The researchers found that poor prenatal nutrition, comprising high fat and sugar diets of processed food and confectionary, was associated with higher IGF2 methylation in children with early onset conduct problems and those with low conduct problems.
Higher IGF2 methylation was also associated with higher ADHD symptoms between the ages of 7 and 13, but only for children who showed an early onset of conduct problems.
Dr Edward Barker from King's College London said "Our finding that poor prenatal nutrition was associated with higher IGF2 methylation highlights the critical importance of a healthy diet during pregnancy."

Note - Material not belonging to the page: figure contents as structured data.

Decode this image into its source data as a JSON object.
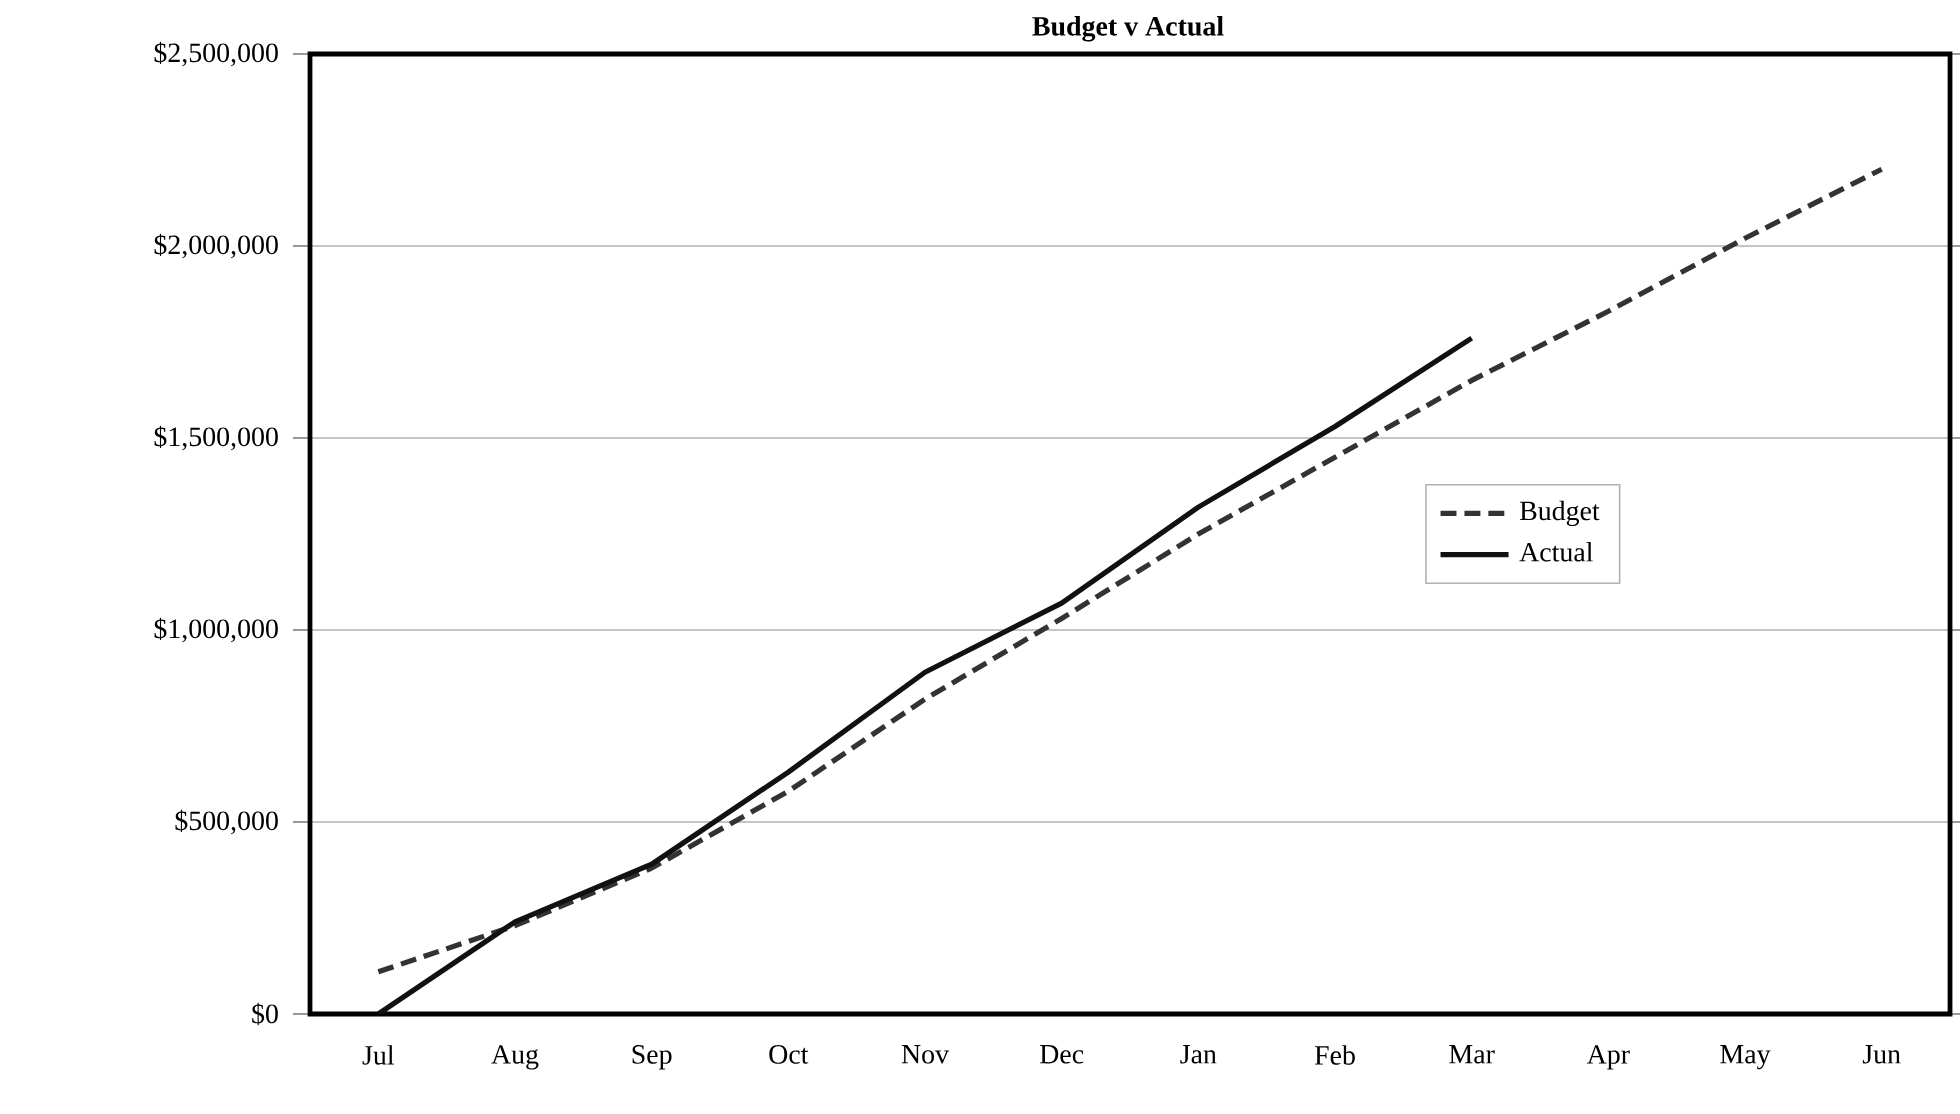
{
  "chart_data": {
    "type": "line",
    "title": "Budget v Actual",
    "categories": [
      "Jul",
      "Aug",
      "Sep",
      "Oct",
      "Nov",
      "Dec",
      "Jan",
      "Feb",
      "Mar",
      "Apr",
      "May",
      "Jun"
    ],
    "series": [
      {
        "name": "Budget",
        "color": "#333333",
        "line_style": "dashed",
        "values": [
          110000,
          230000,
          380000,
          580000,
          820000,
          1030000,
          1250000,
          1450000,
          1650000,
          1830000,
          2020000,
          2200000
        ]
      },
      {
        "name": "Actual",
        "color": "#111111",
        "line_style": "solid",
        "values": [
          0,
          240000,
          390000,
          630000,
          890000,
          1070000,
          1320000,
          1530000,
          1760000,
          null,
          null,
          null
        ]
      }
    ],
    "ylim": [
      0,
      2500000
    ],
    "yticks": [
      {
        "value": 0,
        "label": "$0"
      },
      {
        "value": 500000,
        "label": "$500,000"
      },
      {
        "value": 1000000,
        "label": "$1,000,000"
      },
      {
        "value": 1500000,
        "label": "$1,500,000"
      },
      {
        "value": 2000000,
        "label": "$2,000,000"
      },
      {
        "value": 2500000,
        "label": "$2,500,000"
      }
    ],
    "grid": "y",
    "legend": "right",
    "marker": "none"
  }
}
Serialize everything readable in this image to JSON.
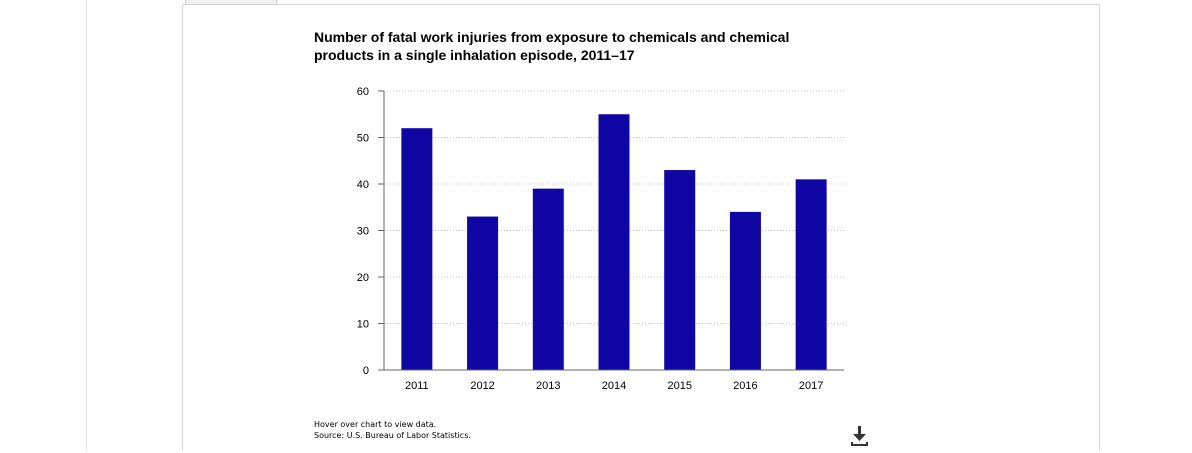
{
  "chart_data": {
    "type": "bar",
    "title": "Number of fatal work injuries from exposure to chemicals and chemical products in a single inhalation episode, 2011–17",
    "categories": [
      "2011",
      "2012",
      "2013",
      "2014",
      "2015",
      "2016",
      "2017"
    ],
    "values": [
      52,
      33,
      39,
      55,
      43,
      34,
      41
    ],
    "ylim": [
      0,
      60
    ],
    "yticks": [
      "0",
      "10",
      "20",
      "30",
      "40",
      "50",
      "60"
    ],
    "xlabel": "",
    "ylabel": "",
    "grid": "horizontal dotted",
    "legend": "none",
    "colors": {
      "bar": "#1006a3",
      "grid": "#c8c8c8",
      "axis": "#666666"
    }
  },
  "notes": {
    "hover": "Hover over chart to view data.",
    "source": "Source: U.S. Bureau of Labor Statistics."
  },
  "icons": {
    "download": "download-icon"
  }
}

Diet can affect a range of psychiatric problems. There is good evidence that diet can affect depression and obesity. These results suggest that promoting a healthy prenatal diet may ultimately lower ADHD symptoms and conduct problems in children. This is encouraging given that nutritional and epigenetic risk factors can be altered.
He stressed that parents with children with ADHD should not blame themselves because diet was just one factor, albeit a potentially significant one. ADHD/conduct problems are very complex psychiatric problems, they are multi-determined. Diet could be an important but it is going to be important alongside a host of other risks. A sensible diet can improve symptoms but it is not a single causal agent.
Dr Barker added, "We now need to examine more specific types of nutrition. For example, the types of fats such as omega 3 fatty acids, from fish, walnuts and chicken are extremely important for neural development."
It is known that nutritional supplements for children can lead to lower ADHD and conduct problems, so it will be important for future research to examine the role of epigenetic changes in this process.
The results did not prove causation and needed to be replicated in larger studies, but added to a weight of evidence about the importance of diet for good mental health.